The Anti-Globalization Breakfast Club sets forth a blueprint for a new form of compassionate capitalism. While some may see if as radical, others will view it is a prophetic vision of a new order structured according to the concrete needs of contemporary development. It calls for a world of prioritized environmental protection, ethnic diversity and cultural sustainability, declaring credit, health care and a clean environment to be universal human rights.

Author Laurence Brahm build his arguments upon personal experience. Tracking his years as a central bank advisor to Asian economies in transition from socialism to market economies, he reveals the struggles with the IMF and World Bank over policy decisions that set in play new Asian growth models.

Traveling across South Asia from Sri Lanka and Bangladesh to Nepal, India and Pakistan, he explores the common concerns of grassroots organizations and fuses them into a concord of ideas that offer an alternative to the Washington Consensus.

Change is desperately needed in the wake of the global economic meltdown and collapse of the financial order.

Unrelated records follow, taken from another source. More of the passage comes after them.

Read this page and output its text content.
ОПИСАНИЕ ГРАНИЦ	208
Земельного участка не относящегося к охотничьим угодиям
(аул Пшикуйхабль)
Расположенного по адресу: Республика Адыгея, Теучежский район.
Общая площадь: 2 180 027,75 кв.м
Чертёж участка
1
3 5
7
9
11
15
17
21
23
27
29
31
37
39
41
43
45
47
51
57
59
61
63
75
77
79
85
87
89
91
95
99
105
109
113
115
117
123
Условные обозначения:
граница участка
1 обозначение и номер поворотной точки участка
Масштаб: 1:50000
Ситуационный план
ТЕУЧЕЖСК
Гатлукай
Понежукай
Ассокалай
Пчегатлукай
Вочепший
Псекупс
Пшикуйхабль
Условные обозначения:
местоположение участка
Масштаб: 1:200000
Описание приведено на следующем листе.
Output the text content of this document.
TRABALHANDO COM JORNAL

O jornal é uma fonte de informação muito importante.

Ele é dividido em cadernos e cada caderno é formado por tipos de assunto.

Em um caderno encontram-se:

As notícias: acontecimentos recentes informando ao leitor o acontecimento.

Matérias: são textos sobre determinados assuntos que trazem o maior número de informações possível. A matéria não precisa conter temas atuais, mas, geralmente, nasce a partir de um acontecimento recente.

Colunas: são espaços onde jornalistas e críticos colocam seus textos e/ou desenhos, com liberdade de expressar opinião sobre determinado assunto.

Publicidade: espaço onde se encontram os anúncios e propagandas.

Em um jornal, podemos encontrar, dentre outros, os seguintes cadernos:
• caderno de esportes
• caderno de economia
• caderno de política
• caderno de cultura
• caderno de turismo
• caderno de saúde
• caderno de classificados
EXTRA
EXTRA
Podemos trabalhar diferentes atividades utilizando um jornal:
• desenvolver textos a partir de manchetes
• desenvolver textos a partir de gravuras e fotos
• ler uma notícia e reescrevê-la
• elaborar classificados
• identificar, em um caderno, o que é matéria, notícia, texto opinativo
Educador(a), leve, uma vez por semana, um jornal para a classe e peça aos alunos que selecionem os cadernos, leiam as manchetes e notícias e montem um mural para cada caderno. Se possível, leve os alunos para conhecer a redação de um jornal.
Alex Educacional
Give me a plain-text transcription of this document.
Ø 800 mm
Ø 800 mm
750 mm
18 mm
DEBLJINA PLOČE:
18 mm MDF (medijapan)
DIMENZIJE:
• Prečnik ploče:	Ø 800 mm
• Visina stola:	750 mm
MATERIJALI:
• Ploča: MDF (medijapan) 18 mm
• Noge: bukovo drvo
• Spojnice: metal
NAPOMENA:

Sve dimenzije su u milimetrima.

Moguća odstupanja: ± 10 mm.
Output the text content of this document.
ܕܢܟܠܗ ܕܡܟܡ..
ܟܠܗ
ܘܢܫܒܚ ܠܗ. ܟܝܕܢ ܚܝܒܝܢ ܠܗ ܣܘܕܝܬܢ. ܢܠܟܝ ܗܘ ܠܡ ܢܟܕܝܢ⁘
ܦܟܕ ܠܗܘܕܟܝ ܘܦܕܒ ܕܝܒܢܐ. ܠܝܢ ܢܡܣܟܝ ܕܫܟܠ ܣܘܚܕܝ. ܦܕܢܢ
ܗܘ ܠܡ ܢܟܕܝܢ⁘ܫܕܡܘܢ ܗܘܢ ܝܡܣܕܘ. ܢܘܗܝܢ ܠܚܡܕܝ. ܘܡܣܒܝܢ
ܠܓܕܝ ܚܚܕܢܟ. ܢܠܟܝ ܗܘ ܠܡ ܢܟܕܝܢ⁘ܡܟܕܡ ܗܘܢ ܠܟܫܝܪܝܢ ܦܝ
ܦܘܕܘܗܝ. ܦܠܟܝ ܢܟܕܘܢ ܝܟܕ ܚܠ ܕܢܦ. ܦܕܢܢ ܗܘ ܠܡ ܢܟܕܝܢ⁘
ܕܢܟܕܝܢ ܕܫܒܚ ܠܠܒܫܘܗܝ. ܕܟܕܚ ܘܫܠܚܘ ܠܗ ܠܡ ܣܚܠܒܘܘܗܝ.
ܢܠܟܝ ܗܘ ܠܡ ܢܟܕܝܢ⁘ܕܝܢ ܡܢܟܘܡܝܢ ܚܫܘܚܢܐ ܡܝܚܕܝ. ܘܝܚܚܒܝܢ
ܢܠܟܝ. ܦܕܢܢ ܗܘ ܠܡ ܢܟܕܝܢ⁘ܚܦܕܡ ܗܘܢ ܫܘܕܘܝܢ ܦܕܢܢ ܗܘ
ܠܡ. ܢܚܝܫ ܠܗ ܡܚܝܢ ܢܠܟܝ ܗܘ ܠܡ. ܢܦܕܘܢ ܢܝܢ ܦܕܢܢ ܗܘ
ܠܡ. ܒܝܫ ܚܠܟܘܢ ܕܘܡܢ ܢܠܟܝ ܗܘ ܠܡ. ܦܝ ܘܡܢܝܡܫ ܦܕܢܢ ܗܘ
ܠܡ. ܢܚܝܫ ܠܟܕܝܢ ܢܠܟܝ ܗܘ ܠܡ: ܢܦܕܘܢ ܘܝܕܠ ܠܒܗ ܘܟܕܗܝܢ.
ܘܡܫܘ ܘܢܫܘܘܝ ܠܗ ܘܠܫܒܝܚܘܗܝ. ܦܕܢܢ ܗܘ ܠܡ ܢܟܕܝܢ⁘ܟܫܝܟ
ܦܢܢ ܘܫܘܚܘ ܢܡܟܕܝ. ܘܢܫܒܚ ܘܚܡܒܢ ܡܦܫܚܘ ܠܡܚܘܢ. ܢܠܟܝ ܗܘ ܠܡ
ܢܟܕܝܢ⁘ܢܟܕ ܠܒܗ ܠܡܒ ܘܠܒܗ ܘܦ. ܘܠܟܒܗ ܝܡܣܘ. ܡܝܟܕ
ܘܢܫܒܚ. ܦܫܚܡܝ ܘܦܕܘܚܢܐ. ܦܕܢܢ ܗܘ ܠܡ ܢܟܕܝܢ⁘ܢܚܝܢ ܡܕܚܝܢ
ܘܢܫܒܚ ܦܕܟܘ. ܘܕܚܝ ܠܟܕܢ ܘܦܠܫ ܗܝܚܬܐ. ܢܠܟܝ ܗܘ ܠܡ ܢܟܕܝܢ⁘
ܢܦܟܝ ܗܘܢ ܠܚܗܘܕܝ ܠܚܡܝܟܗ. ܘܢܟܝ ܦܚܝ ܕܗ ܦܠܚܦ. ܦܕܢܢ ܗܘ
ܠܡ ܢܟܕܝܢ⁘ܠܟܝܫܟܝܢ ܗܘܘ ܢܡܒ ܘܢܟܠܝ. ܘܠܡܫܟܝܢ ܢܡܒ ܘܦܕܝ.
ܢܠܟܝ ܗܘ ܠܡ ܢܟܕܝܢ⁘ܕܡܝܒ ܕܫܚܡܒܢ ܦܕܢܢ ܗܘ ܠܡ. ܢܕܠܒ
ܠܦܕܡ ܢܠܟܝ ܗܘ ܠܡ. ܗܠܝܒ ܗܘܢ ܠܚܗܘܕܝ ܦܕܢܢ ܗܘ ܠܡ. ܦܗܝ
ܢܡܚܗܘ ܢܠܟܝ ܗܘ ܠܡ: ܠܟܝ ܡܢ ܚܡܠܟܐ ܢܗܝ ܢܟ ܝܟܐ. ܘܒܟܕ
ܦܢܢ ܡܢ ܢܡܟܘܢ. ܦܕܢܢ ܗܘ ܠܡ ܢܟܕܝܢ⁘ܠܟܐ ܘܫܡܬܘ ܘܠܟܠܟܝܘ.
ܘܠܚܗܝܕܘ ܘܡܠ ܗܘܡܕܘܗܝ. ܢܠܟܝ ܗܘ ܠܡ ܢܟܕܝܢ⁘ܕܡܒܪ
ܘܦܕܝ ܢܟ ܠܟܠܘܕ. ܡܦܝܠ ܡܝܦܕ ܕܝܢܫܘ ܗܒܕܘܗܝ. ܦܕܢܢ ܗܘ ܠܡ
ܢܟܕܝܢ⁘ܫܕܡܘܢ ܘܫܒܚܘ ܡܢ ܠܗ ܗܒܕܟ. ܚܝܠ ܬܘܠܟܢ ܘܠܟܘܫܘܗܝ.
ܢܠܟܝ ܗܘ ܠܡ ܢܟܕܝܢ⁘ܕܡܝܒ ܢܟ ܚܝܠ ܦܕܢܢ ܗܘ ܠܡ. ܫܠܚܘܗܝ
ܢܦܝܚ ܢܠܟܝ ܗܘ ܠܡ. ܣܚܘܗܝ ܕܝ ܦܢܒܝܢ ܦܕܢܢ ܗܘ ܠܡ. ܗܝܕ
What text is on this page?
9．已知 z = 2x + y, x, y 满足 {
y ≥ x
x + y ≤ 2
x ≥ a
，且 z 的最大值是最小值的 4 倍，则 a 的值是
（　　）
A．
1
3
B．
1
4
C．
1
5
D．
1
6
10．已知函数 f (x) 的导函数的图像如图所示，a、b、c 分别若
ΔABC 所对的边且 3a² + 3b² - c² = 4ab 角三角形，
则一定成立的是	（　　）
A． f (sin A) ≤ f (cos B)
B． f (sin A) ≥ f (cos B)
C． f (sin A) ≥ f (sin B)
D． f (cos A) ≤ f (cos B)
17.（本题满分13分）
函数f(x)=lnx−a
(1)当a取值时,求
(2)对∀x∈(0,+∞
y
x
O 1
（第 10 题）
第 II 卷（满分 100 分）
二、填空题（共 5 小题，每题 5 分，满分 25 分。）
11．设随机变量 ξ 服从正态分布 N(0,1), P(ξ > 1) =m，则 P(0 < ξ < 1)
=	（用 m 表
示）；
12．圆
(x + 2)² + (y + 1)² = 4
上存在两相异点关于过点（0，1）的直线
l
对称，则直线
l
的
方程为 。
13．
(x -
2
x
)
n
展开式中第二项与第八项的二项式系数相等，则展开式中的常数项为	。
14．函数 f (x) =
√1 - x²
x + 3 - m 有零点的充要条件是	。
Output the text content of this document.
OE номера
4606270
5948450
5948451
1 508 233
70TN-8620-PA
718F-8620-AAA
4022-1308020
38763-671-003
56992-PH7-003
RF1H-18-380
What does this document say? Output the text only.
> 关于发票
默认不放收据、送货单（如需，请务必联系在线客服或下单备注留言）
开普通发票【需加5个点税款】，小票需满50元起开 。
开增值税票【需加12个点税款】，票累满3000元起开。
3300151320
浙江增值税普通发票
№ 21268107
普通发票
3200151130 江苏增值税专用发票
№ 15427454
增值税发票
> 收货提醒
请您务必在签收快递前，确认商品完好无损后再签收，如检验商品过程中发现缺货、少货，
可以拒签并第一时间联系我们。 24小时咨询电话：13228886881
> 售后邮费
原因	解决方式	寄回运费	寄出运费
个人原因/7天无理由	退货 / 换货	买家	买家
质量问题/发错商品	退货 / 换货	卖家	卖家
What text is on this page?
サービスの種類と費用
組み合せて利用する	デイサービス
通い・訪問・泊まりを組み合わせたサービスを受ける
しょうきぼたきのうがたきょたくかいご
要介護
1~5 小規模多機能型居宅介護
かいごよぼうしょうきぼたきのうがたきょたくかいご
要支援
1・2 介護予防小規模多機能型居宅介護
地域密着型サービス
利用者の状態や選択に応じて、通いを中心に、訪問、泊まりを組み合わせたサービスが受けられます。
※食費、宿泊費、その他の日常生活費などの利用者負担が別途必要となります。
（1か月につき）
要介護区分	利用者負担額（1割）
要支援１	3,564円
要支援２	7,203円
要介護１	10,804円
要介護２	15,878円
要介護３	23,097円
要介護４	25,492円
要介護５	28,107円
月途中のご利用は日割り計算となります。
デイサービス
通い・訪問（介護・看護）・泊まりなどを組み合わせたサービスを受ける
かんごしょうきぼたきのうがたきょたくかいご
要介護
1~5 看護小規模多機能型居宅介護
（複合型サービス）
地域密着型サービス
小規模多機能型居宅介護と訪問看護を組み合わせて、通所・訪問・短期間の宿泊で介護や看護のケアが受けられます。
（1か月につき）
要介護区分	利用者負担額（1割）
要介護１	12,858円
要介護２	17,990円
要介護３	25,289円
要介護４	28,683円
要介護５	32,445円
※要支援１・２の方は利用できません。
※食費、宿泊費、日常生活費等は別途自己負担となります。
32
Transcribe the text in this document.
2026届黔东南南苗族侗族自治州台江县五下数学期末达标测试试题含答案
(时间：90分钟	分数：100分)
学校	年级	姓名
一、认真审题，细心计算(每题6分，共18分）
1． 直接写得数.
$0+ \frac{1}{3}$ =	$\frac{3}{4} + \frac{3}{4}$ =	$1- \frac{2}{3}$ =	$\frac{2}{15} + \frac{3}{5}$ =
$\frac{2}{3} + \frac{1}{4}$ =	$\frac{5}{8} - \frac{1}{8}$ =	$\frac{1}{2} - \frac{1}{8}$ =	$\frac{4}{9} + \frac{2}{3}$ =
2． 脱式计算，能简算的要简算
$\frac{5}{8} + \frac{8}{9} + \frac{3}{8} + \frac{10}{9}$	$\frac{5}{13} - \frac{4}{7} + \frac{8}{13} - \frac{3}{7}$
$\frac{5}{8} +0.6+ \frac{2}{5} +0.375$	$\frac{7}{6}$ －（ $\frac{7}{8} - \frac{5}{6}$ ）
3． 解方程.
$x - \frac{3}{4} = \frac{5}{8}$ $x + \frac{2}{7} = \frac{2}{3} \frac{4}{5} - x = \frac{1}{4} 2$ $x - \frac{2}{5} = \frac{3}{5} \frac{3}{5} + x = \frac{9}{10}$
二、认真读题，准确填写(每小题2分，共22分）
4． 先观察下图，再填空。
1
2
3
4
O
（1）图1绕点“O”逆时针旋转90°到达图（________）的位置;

The world cries out for a new economic model that will lead the way to a more enlightened future. This book represents a significant contribution to the debate. Brahm's experience-based paradigm, the Himalayan consensus, integrates U.N. millennium goals of protecting our environment, reducing poverty and closing income gaps between rich and poor. This requires re-engineering our basic assumptions about market economics and overhauling the models we have taken for granted, heralding a new era of compassionate development. This book will make you rethink the values and motivations that drive us every day.